就算进了屋子,它依旧没有拿我们当回事,绕过椅子和方桌,径直走到了墙角的沙丘处,伸出肿大的双手,慢慢地掘着那里的沙尘。
灵媒的那张字条,就是留给它的。
它挖了半天,将沙丘掏出了一个硕大的口子,我们几个就静静看着它的动作,就像是在看一部无声的黑白电影。
眼看整个沙丘都快被它给挖塌了,它似乎也感觉到了不对劲,呼的一下直起了身子,扭过头,朝着屋子里四处观望。
它的眼睛里没有眼白,只有一片和夜色一样的纯黑,我看不出它的视觉焦距在什么地方,但能感觉到,它此时的视线,好像落在了方桌上。
大史的衣服,现在就搭在桌子的一角。
在这之后,它又突然扭头,将视线落在了青崖子身上,灵媒留下的牛皮纸,就在青崖子手上
几乎就在同一时间,我心里突然窜起了一股极不详的预感。
在这狭窄的黑暗空间中,那个叫不上名来的东西,突然对青崖子发起了攻击,刚才进门的时候,它不管是抬腿,还是甩动胳膊,看起来都非常费力,可是现在,它的速度却超出了我的想象。
我和青崖子之间隔了不短的距离,就算想出手帮忙也来不及了。
青崖子倒是很快作出了反应,在那东西行动的时候,他也抬起了手掌,像是要摆开架势,从一见面我就看得出来,青崖子的修为是很高,但体质偏弱,应该不太擅长拳脚。
这边他刚刚抬了一下肩膀,还没等将手臂拉起来,那个泛着绿光的硕大身影就压到了他面前。
当时我只听到“哐”的一声闷响,等脑子回过神来的时候,绿色的身影就顺着窗口飞了出去,吴林不知道是什么时候出现了青崖子身边,在他手里还攒着一把锋利的工兵铲。
我下意识地摸了一下背包,原本塞着工兵铲的侧兜里此时已是空空如也。
吴林是什么时候从我身上将工兵铲顺走的我竟没有丝毫察觉。
这时候侃侃道人也回过神来了,大声冲我喊:“这东西是成了精的尸胎,很棘手。”
我在黑暗中点了一下头,也不知道侃侃道人看见没看见。
吴林先一步纵身跳出了窗口,我也撒开腾云步,快速跟了上去。
出了屋子,就看到左侧的路牙子上堆着一滩软肉,看起来就像是半稠的沥青一样,软塌塌地匍匐在地面上,而在这滩软肉的表面,还散发着幽幽的绿光。
说真的,我在行当里游离了一年多,还是头回见到这样的东西。
老仉家的典籍上有一些和尸胎有关的记载,所谓尸胎嘛,其实就是产妇肚子里的死婴,因为受到了尸气的影响,而发生了尸变。

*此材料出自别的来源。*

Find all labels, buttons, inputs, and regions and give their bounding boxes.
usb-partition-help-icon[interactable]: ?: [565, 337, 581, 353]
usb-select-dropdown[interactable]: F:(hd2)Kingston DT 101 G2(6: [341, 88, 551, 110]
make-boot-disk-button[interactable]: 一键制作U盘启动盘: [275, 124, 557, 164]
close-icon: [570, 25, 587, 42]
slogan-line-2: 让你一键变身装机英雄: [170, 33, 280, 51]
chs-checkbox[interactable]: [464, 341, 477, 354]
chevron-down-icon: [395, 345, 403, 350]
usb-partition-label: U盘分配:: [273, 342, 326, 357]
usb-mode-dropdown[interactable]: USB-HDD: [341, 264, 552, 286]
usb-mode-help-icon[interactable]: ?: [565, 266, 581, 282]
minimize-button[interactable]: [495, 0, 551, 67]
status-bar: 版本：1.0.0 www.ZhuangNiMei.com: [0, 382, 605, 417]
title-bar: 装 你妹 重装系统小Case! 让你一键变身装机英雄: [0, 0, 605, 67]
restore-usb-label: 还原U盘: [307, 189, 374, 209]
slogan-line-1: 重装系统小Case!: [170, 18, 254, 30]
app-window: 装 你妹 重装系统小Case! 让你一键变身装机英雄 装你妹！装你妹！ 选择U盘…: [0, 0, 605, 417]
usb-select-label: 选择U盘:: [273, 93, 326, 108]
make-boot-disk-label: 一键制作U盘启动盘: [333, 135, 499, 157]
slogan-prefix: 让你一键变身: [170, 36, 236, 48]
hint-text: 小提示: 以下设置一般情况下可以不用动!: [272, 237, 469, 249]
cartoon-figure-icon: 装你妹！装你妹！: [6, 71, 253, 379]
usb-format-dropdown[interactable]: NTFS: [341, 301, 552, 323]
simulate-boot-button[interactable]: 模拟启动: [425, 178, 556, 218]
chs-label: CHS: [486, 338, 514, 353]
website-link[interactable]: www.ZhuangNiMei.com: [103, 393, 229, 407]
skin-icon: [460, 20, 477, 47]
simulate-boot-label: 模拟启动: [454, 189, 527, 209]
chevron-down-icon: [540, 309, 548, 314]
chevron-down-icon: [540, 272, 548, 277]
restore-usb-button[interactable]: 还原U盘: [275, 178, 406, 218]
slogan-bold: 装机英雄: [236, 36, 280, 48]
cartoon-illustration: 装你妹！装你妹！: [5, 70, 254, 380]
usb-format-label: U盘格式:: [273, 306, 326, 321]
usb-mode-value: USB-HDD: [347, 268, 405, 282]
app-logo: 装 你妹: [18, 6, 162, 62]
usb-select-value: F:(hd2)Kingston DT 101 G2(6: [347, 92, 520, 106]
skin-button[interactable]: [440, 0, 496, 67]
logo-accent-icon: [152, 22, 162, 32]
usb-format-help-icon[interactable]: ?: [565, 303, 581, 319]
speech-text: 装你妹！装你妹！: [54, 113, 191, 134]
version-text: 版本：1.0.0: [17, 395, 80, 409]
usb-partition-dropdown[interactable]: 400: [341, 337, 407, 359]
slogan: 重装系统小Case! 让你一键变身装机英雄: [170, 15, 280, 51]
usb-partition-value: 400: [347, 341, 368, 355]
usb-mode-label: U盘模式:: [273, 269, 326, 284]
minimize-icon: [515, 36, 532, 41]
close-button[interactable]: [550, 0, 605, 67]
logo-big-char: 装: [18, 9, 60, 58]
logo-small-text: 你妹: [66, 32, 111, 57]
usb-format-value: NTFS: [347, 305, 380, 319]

通常来说,像这样的邪尸,往往也只是紫僵、白毛僵那样的级别,对付起来很轻松,可眼前这具尸胎,显然和我所了解的紫白僵完全不同。
成精的尸胎难不成邪尸这东西,也能修炼成精吗
这种事还真是有生以来头一次听说。
我和吴林和那滩软肉保持着两米左右的距离,谁也不敢贸然上前,窗口中传来了李淮山的嚷嚷声:“刚才怎么没人动手啊,都在那盯着看”
青崖子还回了一句:“尸胎精对活人一般没什么危害,这只是个异类。”
都什么时候了,这两个人还有心思在那瞎扯淡
这时吴林用胳膊肘拐了我一下,我斜着眼睛看他,就听他压低声音说:“路口那边还有一个。”
我立即侧着脑袋朝路口方向看,只看到一个绿色的身影快速闪过,但没有听到它的脚步声。
吴林也朝着路口方向看了一眼,眼见那里的绿影只是快速闪了一下就消失了,也是愣了一下,随后他又回过身来,朝路牙凑了半步,稍稍拉近了和软肉之间的距离,我拉了他一下,示意他不要妄动。
现在对于我们来说,压在地上的那块软肉几乎成了一个心病,所有人都知道那东西具备攻击性,可它现在动也不动一下,我们反而不知道该怎么对付它了。如果它攻击我们,我们就反击,如果它想逃走,我们就拼力去追它,可现在我也拿不定主意了,到底是应该将它除掉,还是放着它不管。
外加这家伙身上一点邪气都没有,就算真要除掉它,我也不知道该如何下手。